From the Research
Anesthesia for removal of a pectus excavatum bar typically involves general anesthesia with endotracheal intubation, as supported by the most recent and highest quality study 1. The recommended approach begins with standard preoperative assessment and appropriate fasting guidelines.
Key Considerations
- Induction can be achieved with propofol (1.5-2.5 mg/kg), fentanyl (1-2 mcg/kg), and a muscle relaxant such as rocuronium (0.6 mg/kg) to facilitate intubation.
- Maintenance is usually with a volatile anesthetic like sevoflurane (1-2 MAC) or desflurane, supplemented with additional opioids as needed.
- For pain management, a multimodal approach is essential, including preemptive analgesia with acetaminophen (15 mg/kg IV or 1g for adults), ketorolac (0.5 mg/kg up to 30mg), and potentially intercostal nerve blocks with bupivacaine 0.25% (2-3 ml per intercostal space) at the surgical site.
- Postoperative pain control should continue with scheduled acetaminophen, NSAIDs if not contraindicated, and opioids as needed.
Important Complications to Monitor
- The procedure can involve significant pain due to manipulation of the costal cartilages and intercostal nerves, making thorough pain management crucial.

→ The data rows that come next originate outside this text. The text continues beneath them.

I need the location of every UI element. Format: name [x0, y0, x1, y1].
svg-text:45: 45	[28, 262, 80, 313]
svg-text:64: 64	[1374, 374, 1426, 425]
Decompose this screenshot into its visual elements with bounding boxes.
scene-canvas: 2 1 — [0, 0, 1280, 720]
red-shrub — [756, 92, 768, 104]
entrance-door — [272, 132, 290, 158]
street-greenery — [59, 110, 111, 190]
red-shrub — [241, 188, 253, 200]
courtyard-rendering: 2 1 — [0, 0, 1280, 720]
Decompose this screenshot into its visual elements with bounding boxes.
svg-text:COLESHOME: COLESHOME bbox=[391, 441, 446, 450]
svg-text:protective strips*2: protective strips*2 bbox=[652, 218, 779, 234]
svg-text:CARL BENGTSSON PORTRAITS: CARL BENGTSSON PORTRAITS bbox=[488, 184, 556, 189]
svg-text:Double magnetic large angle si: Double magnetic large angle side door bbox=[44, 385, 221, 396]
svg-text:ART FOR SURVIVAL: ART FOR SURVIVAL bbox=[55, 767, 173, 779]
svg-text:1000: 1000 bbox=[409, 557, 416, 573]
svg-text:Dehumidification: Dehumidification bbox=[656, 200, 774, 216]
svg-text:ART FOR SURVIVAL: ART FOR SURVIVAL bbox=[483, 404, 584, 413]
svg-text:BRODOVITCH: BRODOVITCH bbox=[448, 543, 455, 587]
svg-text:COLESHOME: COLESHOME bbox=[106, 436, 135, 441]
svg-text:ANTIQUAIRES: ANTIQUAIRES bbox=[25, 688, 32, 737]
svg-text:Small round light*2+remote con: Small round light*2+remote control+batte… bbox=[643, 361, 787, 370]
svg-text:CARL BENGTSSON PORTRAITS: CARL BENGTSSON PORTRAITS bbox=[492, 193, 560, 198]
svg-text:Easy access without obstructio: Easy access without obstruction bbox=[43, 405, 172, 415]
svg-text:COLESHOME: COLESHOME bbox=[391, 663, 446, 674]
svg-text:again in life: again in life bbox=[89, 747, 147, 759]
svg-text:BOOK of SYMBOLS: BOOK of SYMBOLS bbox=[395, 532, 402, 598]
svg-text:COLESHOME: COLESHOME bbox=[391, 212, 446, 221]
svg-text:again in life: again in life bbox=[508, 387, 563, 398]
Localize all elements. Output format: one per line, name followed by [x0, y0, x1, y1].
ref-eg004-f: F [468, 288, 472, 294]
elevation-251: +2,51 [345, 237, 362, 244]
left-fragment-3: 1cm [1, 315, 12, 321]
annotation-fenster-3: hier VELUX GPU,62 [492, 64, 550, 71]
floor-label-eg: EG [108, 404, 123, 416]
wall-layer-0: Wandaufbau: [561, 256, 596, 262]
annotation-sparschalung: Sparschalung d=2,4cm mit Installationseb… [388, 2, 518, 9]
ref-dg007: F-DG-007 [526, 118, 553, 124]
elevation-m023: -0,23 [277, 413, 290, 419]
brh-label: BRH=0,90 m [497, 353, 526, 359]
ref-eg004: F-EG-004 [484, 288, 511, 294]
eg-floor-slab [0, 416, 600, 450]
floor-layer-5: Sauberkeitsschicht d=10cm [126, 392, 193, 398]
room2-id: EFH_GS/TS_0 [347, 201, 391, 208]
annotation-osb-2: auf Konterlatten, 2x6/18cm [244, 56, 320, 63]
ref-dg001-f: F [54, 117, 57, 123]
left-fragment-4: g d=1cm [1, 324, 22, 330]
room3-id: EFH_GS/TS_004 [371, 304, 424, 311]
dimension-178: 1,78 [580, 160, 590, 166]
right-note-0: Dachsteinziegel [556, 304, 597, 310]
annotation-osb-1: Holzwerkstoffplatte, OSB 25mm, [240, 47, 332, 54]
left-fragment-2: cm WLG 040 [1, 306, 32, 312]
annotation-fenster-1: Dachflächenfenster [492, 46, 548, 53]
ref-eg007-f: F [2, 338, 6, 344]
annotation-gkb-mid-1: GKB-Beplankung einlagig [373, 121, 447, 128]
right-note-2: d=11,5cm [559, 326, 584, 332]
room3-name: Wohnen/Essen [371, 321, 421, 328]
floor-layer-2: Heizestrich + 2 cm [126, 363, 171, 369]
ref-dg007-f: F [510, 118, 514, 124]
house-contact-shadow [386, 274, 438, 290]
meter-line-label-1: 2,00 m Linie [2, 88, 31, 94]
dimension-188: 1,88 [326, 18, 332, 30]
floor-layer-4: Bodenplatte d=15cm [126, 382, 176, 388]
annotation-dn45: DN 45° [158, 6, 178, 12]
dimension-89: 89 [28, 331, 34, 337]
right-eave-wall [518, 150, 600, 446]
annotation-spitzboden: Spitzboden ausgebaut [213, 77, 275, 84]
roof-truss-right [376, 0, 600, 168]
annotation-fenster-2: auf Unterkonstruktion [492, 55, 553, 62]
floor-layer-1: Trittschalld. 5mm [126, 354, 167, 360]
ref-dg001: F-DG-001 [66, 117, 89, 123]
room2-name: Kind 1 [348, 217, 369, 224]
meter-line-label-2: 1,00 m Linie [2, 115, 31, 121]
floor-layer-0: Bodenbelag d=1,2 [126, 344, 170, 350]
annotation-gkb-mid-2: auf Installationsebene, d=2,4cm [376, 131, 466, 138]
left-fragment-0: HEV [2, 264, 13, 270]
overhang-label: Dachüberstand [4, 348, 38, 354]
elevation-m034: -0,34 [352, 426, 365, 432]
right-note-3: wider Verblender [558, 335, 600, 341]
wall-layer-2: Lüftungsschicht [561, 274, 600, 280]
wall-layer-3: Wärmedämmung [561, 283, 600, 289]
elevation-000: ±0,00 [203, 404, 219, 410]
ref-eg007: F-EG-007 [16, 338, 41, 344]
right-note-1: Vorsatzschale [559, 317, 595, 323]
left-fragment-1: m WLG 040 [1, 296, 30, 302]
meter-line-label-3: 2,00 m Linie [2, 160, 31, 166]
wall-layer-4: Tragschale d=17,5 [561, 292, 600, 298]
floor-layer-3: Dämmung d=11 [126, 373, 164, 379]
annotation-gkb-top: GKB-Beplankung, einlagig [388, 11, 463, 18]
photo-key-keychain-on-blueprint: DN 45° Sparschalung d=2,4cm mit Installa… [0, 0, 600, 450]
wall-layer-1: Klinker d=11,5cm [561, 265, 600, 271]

- Close monitoring for pneumothorax is important during the immediate postoperative period, as this is a potential complication of the procedure.
- Patients typically require at least 24 hours of observation following bar removal, as noted in studies such as 2.
Recent Findings
- A study from 2023 3 found that intercostal nerve cryoablation was superior to bupivacaine incisional soaker catheters in reducing hospital length of stay, immediate postoperative pain scores, morphine milliequivalent opioid dosing, postoperative nausea, and constipation.
- Another study from 2022 1 compared non-intubation anesthesia with intubation anesthesia for thoracoscopic-assisted Nuss repair and found that non-intubation anesthesia resulted in less anesthesia intubation time, lower intraoperative mean heart rate, less postoperative complications, and faster postoperative recovery. However, the most relevant and recent study for the removal of a pectus excavatum bar, 1, supports the use of general anesthesia with endotracheal intubation.